Vendredi 24 avril
Certains couples fêtent leurs retrouvailles avec des fleurs et du champagne. Nous avec Trankilou, on les fête avec un voltmètre et un chargeur en mode récupération.

Après une saison 2024 qui restera dans les annales comme l’année où l’Italie a essayé de nous garder de force — pannes électriques à étincelles, suspension en déroute, une Sardaigne magnifique mais capricieuse — nous avions regagné la maison début octobre avec l’air penaud de routards qui ont craqué face au destin. Trankilou, lui, est parti directement à l’infirmerie.
L’hiver s’est passé à la maison. Chose rare. Chose étrange. D’habitude, pendant que nos voisins grelottent de froid, nous sirotons quelque chose de frais sous le ciel marocain. Cette année : radiateurs, informations télévisées et neige à déblayer. Le dépaysement, en somme.
Mais l’hiver a eu du bon. Trankilou a bénéficié d’une cure de jouvence sérieuse — nouveaux amortisseurs renforcés (parce qu’on a compris que les routes ne s’amélioreraient pas pour nous faire plaisir), passage au contrôle technique avec succès, et une série de va-et-vient chez le garagiste si régulière qu’on a failli se tutoyer.
Mercredi, je pars le récupérer, confiant, presque fier. J’ai très vite déchanté: batterie en décharge profonde 7,5 volts. Trankilou avait profité de l’hiver à sa façon — en hibernation complète. Heureusement, mon chargeur possède un mode “recovery” qui tient davantage de la nécromancie que de l’électrotechnique. Quelques heures plus tard, il ressuscitait.
Ce vendredi matin, après l’avoir chargé, nous voilà donc repartis vers la Sarthe pour l’assemblée générale de notre association VUCC. Première grande victoire du voyage : j’ai éteint la chaudière. Dans le contexte actuel de flambée des prix de l’énergie, ce simple geste m’a procuré une satisfaction que vous pouvez imaginer.
Le soleil est là. La route défile. On retrouve ce bonheur un peu fou de la vie nomade, ce sentiment de liberté qui ne ressemble à rien d’autre. Évidemment, on a oublié le barbecue. Et la glacière. Et mon bermuda. Et probablement un certain nombre d’autres objets dont nous prendrons conscience progressivement, au fil des besoins. C’est ça aussi, le camping-car : redécouvrir en temps réel ce qu’on a laissé sur la table de la cuisine.
Quelques petits bricolages restent à faire — il en reste — mais on s’y remet. J’entends encore mon ami Philippe qui faisait déjà du camping-car il y a quarante ans, il y a toujours quelque chose à bricoler sur un camping-car.
On retrouve nos réflexes, nos rituels, le ballet bien rodé de notre maison de retraite sur roues.
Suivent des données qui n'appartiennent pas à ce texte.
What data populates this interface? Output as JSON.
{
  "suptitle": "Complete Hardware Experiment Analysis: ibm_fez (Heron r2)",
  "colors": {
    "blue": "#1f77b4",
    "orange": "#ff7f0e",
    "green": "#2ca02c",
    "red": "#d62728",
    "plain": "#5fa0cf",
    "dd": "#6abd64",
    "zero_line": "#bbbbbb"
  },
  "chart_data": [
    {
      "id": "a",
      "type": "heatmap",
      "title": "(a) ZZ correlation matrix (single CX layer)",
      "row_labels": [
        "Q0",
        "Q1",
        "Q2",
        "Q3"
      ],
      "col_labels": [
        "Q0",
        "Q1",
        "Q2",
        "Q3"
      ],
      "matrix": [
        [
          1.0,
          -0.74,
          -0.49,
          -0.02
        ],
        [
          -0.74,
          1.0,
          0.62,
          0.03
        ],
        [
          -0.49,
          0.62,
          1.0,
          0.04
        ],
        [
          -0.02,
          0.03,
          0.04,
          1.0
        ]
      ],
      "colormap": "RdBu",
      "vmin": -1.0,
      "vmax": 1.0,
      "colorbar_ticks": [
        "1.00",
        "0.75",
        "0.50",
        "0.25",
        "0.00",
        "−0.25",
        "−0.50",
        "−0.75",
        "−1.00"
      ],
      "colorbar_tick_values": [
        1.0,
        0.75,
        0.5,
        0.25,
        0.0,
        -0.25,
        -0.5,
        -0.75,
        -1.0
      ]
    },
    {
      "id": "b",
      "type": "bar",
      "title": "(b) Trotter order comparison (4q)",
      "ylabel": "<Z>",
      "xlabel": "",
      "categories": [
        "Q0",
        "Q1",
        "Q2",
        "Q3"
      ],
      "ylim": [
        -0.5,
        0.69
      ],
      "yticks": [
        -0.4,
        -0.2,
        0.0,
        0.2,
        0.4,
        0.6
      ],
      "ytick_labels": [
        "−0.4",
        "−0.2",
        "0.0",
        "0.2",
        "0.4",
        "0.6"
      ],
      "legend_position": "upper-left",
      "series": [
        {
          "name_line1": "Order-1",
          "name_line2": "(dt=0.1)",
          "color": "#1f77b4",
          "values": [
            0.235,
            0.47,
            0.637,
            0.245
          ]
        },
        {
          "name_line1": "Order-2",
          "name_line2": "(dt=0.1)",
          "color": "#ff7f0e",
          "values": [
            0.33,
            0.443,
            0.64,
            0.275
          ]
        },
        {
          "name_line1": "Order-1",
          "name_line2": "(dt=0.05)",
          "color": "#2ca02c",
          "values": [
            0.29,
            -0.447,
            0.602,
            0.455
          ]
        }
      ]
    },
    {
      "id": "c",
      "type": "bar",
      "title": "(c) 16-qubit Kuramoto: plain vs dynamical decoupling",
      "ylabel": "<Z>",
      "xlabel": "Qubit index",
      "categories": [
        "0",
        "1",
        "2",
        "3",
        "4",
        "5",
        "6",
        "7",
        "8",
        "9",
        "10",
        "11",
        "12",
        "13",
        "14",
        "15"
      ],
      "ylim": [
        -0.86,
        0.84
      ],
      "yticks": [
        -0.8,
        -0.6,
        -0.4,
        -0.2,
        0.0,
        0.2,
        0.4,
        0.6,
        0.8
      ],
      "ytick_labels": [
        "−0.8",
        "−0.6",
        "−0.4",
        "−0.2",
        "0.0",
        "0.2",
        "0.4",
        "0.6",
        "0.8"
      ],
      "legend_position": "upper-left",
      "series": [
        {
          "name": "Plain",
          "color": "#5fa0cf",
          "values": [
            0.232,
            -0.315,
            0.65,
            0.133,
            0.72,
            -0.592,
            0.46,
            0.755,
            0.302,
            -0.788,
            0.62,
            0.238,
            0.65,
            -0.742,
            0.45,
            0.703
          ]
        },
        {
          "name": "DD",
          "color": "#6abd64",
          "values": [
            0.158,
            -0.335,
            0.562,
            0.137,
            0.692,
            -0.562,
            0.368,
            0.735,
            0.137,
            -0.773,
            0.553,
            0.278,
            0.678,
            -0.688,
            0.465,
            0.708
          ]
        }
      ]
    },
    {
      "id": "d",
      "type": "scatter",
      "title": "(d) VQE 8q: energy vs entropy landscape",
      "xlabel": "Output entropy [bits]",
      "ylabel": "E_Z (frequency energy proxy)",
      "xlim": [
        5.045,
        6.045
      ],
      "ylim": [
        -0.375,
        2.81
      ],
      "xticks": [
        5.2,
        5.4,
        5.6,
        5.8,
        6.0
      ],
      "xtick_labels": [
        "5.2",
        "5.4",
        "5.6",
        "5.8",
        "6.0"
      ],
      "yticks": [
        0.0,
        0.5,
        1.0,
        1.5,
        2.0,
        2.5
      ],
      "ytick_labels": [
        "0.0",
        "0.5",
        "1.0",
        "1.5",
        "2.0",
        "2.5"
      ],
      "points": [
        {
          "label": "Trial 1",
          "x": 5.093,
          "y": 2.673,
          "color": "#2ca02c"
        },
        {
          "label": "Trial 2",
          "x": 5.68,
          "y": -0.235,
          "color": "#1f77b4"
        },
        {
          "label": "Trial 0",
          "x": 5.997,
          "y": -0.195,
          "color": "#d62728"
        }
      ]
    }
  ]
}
La saison est lancée.
Vendredi soir, nous nous installons à Sézanne et je sors Ulla pour lire que le marché du samedi démarre à 5H00. Il ne reste plus qu’à déménager. On trouve notre bonheur quelques kilomètres plus loin à Esternay. On n’a pas perdu au change. Comme chaque année, Telesat ne fonctionne pas et je devrai attendre lundi matin pour que le service client redonne vie à mon décodeur. Je paye toute l’année quelque chose qui fonctionne mal quelques mois par an


Ouch, j’ai oublié d’armer l’alarme de la maison, je le fais aussitôt. Samedi à l’aube, fausse alerte intrusion à la maison.

Le temps de m’en rendre compte, Ulla me rappelle qu’elle doit sortir. Il fait froid, je descend un talus herbeux et me ramasse lourdement sur les côtes. Alors que ma montre connectée me demande régulièrement pour rien comment je vais et si elle doit appeler les secours, ici elle ne réagit pas. Ça rassure pour ma première vraie gamelle, mes côtes sont douloureuses mais ça ira.
Nous roulons de petites étapes et trouvons un autre endroit idyllique le long du Loiret. Ulla adore et tire sur sa laisse pour aller à l’eau. Nous sommes bien, si je m’abstiens de rire ou d’éternuer ça va plus ou moins. Ce dimanche matin, les croissants et la baguette de la boulangerie proche nous font regretter de ne pas partir plus souvent.






Encore une centaine de kilomètres et il faut refaire le plein, c’est de plus en plus douloureux ces passages à la pompe. Nous arrivons à Couëtron-au-Perche, dans un superbe endroit très bien entretenu. La municipalité ne lésine pas pour bien accueillir les camping-cars. Il fait magnifique.



Demain nous retrouvons nos amis à Semur en Vallon à quelques kilomètres d’ici.
Nous y restons jusqu’à jeudi avant de retourner à la maison pour notre escapade de découverte de Dinant et des Ardennes.